Microbial infection elicits robust immune responses that initially depend on polymorphonuclear neutrophils (PMN), which ingest and kill invading bacteria. However, community‐associated methicillin‐resistant Staphylococcus aureus (CA‐MRSA) remain viable within PMN and prompt their lysis with concomitant release of damage‐associated molecular patterns and proinflammatory cytokines that promote additional inflammation.
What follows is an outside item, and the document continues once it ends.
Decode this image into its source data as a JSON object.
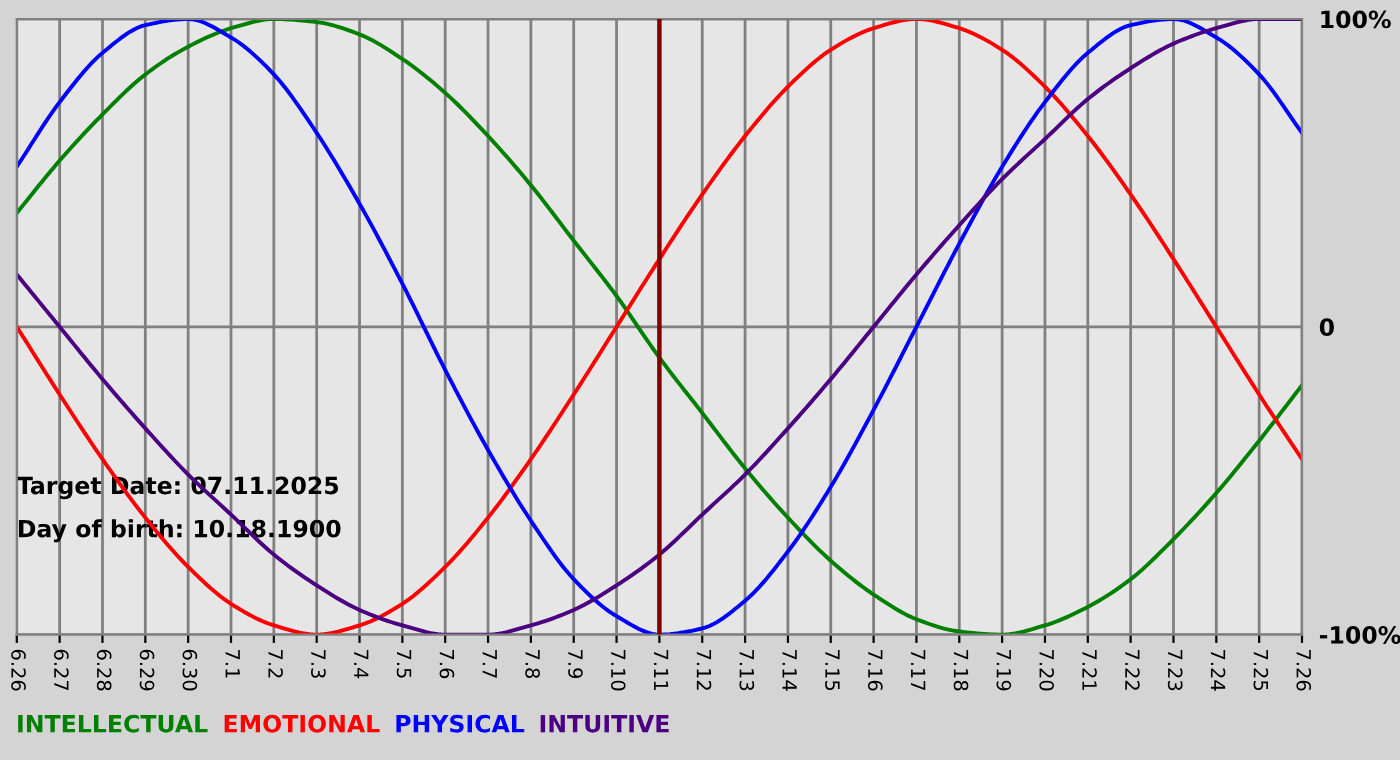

Here, we show that ultrapure human PMN (>99.8% pure) that have ingested CA‐MRSA released interleukin (IL)‐1β but not IL‐18. The ingested CA‐MRSA needed to be viable, and phagocytosis alone was insufficient to stimulate IL‐1β secretion from PMN fed CA‐MRSA. In contrast to PMN response to the canonical NLRP3 inflammasome agonist nigericin, IL‐1β secretion by PMN fed CA‐MRSA occurred independently of NLRP3 inflammasome or caspase‐1 activation and required instead active receptor‐interacting protein kinase 3 (RIPK3) but not RIPK1. Furthermore, inhibition of neutrophil serine proteases blocked pro‐IL‐1β cleavage in PMN fed CA‐MRSA. Taken together, our data suggest that with respect to secretion of IL‐1β and IL‐18, PMN differ from human macrophages and exhibit agonist‐specific responses. After phagocytosis of CA‐MRSA, human PMN secreted IL‐1β through a previously unrecognized mechanism dependent on RIPK3 and serine proteases but independent of canonical NLRP3 inflammasome and caspase‐1 activation.